Hanya menjabat tiga tahun sebagai rektor akhirnya dia memutuskan beruzlah. Dia mengembara 10 tahun ke beberapa kota: Makkah, Madinah, Damaskus, Mesir dll.
Jadi popularitas, status sosial, menaklukan lawan debat dan kelimpahan ekonomi justru membuat Al-Ghazali gelisah dan teralienasi.
Begitupun, meski fasih dengan argumen filosofis maupun sebagai mutakkalimin (teolog) terutama dalam menjelaskan soal-soal ketuhanan, tapi Al-Ghazali malah merasa tidak dekat dengan Tuhan yang dibelanya.
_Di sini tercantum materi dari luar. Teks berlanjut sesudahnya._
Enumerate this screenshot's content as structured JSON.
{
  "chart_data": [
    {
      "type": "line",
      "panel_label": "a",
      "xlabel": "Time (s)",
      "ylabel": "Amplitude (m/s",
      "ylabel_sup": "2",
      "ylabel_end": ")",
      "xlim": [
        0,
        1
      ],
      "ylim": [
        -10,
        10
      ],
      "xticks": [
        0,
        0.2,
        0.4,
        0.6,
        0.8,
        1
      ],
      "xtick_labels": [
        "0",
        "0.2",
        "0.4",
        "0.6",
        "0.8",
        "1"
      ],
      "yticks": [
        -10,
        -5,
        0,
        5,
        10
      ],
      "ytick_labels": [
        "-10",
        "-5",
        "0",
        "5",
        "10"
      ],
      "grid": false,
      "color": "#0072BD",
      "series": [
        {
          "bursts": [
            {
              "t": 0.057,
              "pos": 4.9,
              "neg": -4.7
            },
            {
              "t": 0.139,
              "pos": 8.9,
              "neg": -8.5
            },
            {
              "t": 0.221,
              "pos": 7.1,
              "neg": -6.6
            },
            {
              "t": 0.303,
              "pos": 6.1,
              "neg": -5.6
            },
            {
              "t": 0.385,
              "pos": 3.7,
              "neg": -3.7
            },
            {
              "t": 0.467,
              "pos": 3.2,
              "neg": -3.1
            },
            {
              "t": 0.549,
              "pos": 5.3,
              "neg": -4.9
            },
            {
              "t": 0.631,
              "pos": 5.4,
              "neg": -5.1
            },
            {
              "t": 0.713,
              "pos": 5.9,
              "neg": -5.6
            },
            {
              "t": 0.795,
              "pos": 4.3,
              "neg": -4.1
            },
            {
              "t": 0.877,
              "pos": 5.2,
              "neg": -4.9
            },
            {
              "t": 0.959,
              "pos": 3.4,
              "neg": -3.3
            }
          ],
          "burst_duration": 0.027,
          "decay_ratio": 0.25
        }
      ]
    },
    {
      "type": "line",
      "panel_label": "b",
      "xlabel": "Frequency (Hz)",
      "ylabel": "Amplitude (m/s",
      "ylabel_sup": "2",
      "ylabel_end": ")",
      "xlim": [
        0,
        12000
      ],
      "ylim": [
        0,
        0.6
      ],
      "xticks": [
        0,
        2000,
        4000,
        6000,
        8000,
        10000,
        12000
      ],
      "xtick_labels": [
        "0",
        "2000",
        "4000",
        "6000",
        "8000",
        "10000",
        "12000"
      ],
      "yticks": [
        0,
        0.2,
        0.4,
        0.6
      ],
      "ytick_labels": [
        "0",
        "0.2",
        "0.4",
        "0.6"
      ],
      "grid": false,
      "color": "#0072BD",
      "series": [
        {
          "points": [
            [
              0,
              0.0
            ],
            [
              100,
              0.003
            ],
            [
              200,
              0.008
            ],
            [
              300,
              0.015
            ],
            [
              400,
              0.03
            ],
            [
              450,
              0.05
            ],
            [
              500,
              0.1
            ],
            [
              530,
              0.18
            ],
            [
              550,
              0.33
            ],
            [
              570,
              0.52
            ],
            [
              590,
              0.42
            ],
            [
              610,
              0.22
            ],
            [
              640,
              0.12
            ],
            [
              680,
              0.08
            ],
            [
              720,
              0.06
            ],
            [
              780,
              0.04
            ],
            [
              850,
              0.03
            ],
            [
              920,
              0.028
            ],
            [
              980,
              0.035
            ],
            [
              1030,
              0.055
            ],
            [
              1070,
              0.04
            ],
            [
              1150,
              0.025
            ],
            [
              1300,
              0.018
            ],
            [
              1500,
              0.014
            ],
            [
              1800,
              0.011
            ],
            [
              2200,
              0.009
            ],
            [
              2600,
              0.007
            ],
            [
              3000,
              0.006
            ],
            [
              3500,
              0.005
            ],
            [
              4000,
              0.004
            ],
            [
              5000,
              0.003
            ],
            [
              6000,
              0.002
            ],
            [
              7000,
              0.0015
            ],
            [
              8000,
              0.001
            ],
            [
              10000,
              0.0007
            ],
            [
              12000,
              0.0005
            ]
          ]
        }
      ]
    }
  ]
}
Dan di ujung pengembaraannya menjadi titik balik bagi kehidupan maupun karya-karya yang ditulis Al-Ghazali. Beliau menjadi lebih spiritualis. Beliau berbalik arah, “menyerang” filsafat yang sebelumnya dikuasainya.
Dapat dikatakan dia menyerang filsafat dengan meminjam senjata filsafat. Itu yang bisa menjelaskan mengapa argumen dan gagasan-gagasan Al-Ghazali begitu berpengaruh, hingga muncul tuduhan bahwa dia bertanggungjawab atas kemunduran filsafat dan dunia Islam secara umum.
Jadi gagasan dan karya-karya Al-Ghazali tentang cinta, kebahagiaan dan penderitaan harus dibaca dalam konteks pengalaman dan proses pencarian panjang itu.
Dia berpendapat bahwa sumber kebahagiaan sejati tidak dapat diperoleh melalui rasionalitas semata tetapi terletak pada cinta yang tulus kepada tuhan.
Apalagi dalam diri manusia juga terdapat jiwa hewani, nabati, syaitaniyah dan insaniyah. Kecenderungan manusia kepada tiga jenis jiwa pertama—yang cenderung dikuasai nafsu yang buruk—adalah sumber penderitaan manusia.
Sebaliknya, agar bahagia manusia harus didorong kepada jiwa insaniyah karena di dalamnya terdapat unsur-unsur ilahiyah. Salah satunya cinta. Karena berasal dari Tuhan maka cinta itu bersifat abadi dan tak akan hilang.
Mustahil manusia menolak cinta Tuhannya—sebrengsek apapun manusia. Energi cinta itu tetap ada. Manusia akan selalu terdorong untuk kembali kepada Tuhan meski hidupnya penuh noda.
Cinta Itu pula yang menjadi kunci keberlangsungan eksistensi manusia. Manusia seharusnya merupakan spesies yang sudah lama punah karena paling banyak menumpahkan darah sekaligus juga paling rentan dibandingkan spesies lainnya.
Tetapi cintalah yang membuat manusia tetap survive. Cinta itulah yang menyebabkan manusia tetap bertahan.
Tetapi Al-Ghazali juga menjelaskan bahwa cinta yang salah adalah sumber penderitaan. Lantas apa itu kebahagiaan? Untuk mengetahui kebahagiaan kita harus memahami dulu apa itu penderitaan.
Penderitaan adalah perasaan terluka akibat kehilangan sesuatu yang berharga. Menurut Al-Ghazali manusia mengalami penderitaan fisik karena keliru menempatkan rasa cinta yakni mencintai sesuatu yang nisbi seperti makhluk, harta, jabatan, status sosial dan lainnya termasuk rasionalitas.
Padahal semuanya itu tidak abadi. Agar manusia mencapai kebahagiaan sejati seharusnya dia mencintai sesuatu yang bersifat kekal yakni Tuhan.